Santin Alessandro D, Cane' Stefania, Bellone Stefania, Bignotti Eliana, Palmieri Michela, De Las Casas Luis E, Anfossi Simone, Roman Juan J, O'Brien Timothy, Pecorelli Sergio
Division of Gynecologic Oncology, Department of Obstetrics and Gynecology, University of Arkansas for Medical Sciences, Little Rock, Arkansas 72205, USA.
Cancer. 2003 Nov 1;98(9):1898-904. doi: 10.1002/cncr.11753.
Tumor-associated differentially expressed gene-15 (TADG-15/matriptase/MT-SP1) is a novel transmembrane serine protease involved in numerous biologic processes, including activation of growth and angiogenic factors and degradation of extracellular matrix components. To assess the value of TADG-15 as a possible marker for tumor detection and/or as a target for therapeutic intervention, the authors investigated the frequency of expression of TADG-15 in human cervical tumors.
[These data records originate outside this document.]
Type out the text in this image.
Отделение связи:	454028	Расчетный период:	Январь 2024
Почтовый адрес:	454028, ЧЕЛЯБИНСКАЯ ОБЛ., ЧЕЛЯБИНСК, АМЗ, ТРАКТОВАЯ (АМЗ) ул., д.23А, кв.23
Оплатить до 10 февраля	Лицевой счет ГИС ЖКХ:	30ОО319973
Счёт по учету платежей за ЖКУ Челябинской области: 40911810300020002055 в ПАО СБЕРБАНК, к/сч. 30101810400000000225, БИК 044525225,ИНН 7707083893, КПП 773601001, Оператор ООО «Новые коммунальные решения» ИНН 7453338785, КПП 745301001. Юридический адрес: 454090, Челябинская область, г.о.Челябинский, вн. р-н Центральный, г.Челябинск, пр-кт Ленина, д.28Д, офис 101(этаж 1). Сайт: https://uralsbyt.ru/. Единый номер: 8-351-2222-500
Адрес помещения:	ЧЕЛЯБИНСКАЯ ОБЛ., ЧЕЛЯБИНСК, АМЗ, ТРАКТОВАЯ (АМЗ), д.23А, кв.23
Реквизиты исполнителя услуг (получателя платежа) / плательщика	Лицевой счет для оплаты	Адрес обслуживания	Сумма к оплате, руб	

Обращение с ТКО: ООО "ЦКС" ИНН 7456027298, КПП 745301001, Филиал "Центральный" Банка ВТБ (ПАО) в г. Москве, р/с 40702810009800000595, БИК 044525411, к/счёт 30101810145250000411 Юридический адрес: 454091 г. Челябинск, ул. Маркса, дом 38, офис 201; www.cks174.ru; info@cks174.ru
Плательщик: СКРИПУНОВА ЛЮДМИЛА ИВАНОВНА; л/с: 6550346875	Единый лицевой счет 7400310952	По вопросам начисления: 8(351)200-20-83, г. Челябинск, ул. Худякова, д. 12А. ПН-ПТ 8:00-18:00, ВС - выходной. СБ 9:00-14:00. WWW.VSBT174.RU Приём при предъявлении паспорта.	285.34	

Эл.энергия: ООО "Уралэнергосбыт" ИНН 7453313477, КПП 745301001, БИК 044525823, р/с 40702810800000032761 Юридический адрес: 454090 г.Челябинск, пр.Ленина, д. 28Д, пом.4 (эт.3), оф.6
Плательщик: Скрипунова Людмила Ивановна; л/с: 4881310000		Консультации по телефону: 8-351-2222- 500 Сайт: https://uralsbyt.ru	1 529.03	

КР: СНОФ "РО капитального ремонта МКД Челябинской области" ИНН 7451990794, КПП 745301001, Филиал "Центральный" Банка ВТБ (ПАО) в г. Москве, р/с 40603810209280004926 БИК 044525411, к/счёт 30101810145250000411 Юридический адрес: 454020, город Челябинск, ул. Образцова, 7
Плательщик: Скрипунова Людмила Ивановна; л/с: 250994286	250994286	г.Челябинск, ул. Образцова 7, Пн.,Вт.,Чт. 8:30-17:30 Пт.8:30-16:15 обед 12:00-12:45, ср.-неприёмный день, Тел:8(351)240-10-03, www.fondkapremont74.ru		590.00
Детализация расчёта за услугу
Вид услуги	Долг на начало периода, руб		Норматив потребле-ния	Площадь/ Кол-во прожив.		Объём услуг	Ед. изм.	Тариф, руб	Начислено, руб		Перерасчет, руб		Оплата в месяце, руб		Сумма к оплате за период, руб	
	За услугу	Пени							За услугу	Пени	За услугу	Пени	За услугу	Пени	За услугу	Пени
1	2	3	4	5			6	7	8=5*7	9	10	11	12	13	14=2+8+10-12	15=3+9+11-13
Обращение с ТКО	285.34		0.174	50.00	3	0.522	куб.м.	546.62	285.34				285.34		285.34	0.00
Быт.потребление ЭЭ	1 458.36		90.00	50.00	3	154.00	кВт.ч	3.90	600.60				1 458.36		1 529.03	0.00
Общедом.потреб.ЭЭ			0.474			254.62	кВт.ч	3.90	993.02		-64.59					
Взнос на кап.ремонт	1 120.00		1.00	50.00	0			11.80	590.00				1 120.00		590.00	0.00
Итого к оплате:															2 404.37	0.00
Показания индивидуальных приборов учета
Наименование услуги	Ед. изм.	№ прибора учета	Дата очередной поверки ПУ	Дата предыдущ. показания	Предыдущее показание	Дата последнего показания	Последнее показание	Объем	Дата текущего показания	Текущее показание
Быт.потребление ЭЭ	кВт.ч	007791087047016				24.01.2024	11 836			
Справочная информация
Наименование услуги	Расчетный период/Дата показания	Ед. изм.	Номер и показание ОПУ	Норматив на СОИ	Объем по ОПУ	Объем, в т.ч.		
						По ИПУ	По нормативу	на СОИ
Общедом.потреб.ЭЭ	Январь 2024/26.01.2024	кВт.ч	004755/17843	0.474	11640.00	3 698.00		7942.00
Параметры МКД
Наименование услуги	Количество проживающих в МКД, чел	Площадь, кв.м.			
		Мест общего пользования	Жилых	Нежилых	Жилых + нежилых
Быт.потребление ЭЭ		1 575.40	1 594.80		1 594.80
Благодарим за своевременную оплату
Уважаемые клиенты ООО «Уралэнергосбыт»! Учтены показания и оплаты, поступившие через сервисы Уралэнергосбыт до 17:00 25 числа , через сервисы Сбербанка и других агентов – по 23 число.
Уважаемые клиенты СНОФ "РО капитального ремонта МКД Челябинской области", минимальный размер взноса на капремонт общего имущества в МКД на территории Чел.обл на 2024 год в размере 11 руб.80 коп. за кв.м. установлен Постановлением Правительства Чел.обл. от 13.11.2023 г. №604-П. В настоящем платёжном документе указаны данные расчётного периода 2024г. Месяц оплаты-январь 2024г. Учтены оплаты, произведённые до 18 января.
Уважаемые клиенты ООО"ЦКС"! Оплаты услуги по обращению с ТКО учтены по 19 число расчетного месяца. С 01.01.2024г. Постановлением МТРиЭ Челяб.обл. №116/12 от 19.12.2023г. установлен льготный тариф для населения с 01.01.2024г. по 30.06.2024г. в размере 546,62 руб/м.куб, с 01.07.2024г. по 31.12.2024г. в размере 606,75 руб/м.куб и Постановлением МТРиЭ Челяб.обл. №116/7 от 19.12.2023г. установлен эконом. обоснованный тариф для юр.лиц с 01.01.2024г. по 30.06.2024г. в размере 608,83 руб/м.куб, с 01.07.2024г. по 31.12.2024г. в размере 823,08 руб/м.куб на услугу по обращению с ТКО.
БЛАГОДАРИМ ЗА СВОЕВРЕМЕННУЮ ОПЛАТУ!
TADG-15 expression was evaluated in 19 cervical carcinoma cell lines (i.e., 11 primary tumor cell lines and 8 established cell lines) and in 8 normal cervical keratinocyte control cultures using reverse transcriptase-polymerase chain reaction (RT-PCR). In addition, to validate gene expression data at the protein level, TADG-15 expression was evaluated by immunohistochemistry on paraffin embedded tissue from which all 11 primary tumor cell lines were established.
TADG-15 was expressed at high levels in 8 of 11 (73%) primary cervical carcinoma cell lines and in 6 of 8 (75%) established cervical carcinoma cell lines by RT-PCR. Expression of TADG-15 was found in 6 of 6 (100%) primary squamous cell cervical carcinomas, whereas 2 of 5 (40%) primary adenocarcinomas expressed TADG-15. In contrast, none of the normal cervical keratinocyte control cultures (n = 4) or flash-frozen normal cervical biopsy specimens (n = 4) expressed TADG-15. Immunohistochemistry staining of paraffin embedded cervical carcinoma specimens confirmed TADG-15 expression in tumor cells and its absence on normal cervical epithelial cells.
Cervical carcinoma cells expressed high levels of TADG-15, suggesting that this protease may play an important role in invasion and metastasis. Because TADG-15 appears only in abundance in squamous tumor tissue and contains a proteolytic cleavage site, suggesting that the TADG-15 protease domain is released, it may prove to be a useful diagnostic tool for the early detection of recurrent/persistent cervical carcinoma after standard treatment or as a novel molecular target for therapy in patients with cervical carcinoma.
肿瘤相关差异表达基因-15(TADG-15/胃蛋白酶/MT-SP1)是一种新型跨膜丝氨酸蛋白酶,参与众多生物学过程,包括生长因子和血管生成因子的激活以及细胞外基质成分的降解。为了评估TADG-15作为肿瘤检测的可能标志物和/或治疗干预靶点的价值,作者研究了TADG-15在人宫颈肿瘤中的表达频率。
使用逆转录聚合酶链反应(RT-PCR)在19种宫颈癌细胞系(即11种原发性肿瘤细胞系和8种已建立的细胞系)以及8种正常宫颈角质形成细胞对照培养物中评估TADG-15的表达。此外,为了在蛋白质水平验证基因表达数据,通过免疫组织化学对建立所有11种原发性肿瘤细胞系的石蜡包埋组织进行TADG-15表达评估。
通过RT-PCR,11种原发性宫颈癌细胞系中的8种(73%)和8种已建立的宫颈癌细胞系中的6种(75%)高水平表达TADG-15。在6种(100%)原发性宫颈鳞状细胞癌中发现TADG-15表达,而5种原发性腺癌中有2种(40%)表达TADG-15。相比之下,正常宫颈角质形成细胞对照培养物(n = 4)或快速冷冻的正常宫颈活检标本(n = 4)均未表达TADG-15。石蜡包埋的宫颈癌标本的免疫组织化学染色证实肿瘤细胞中TADG-15表达,而正常宫颈上皮细胞中无表达。
宫颈癌细胞高水平表达TADG-15,提示该蛋白酶可能在侵袭和转移中起重要作用。由于TADG-15仅在鳞状肿瘤组织中大量出现且含有蛋白水解切割位点,提示TADG-15蛋白酶结构域被释放,它可能被证明是标准治疗后早期检测复发性/持续性宫颈癌的有用诊断工具,或作为宫颈癌患者治疗的新型分子靶点。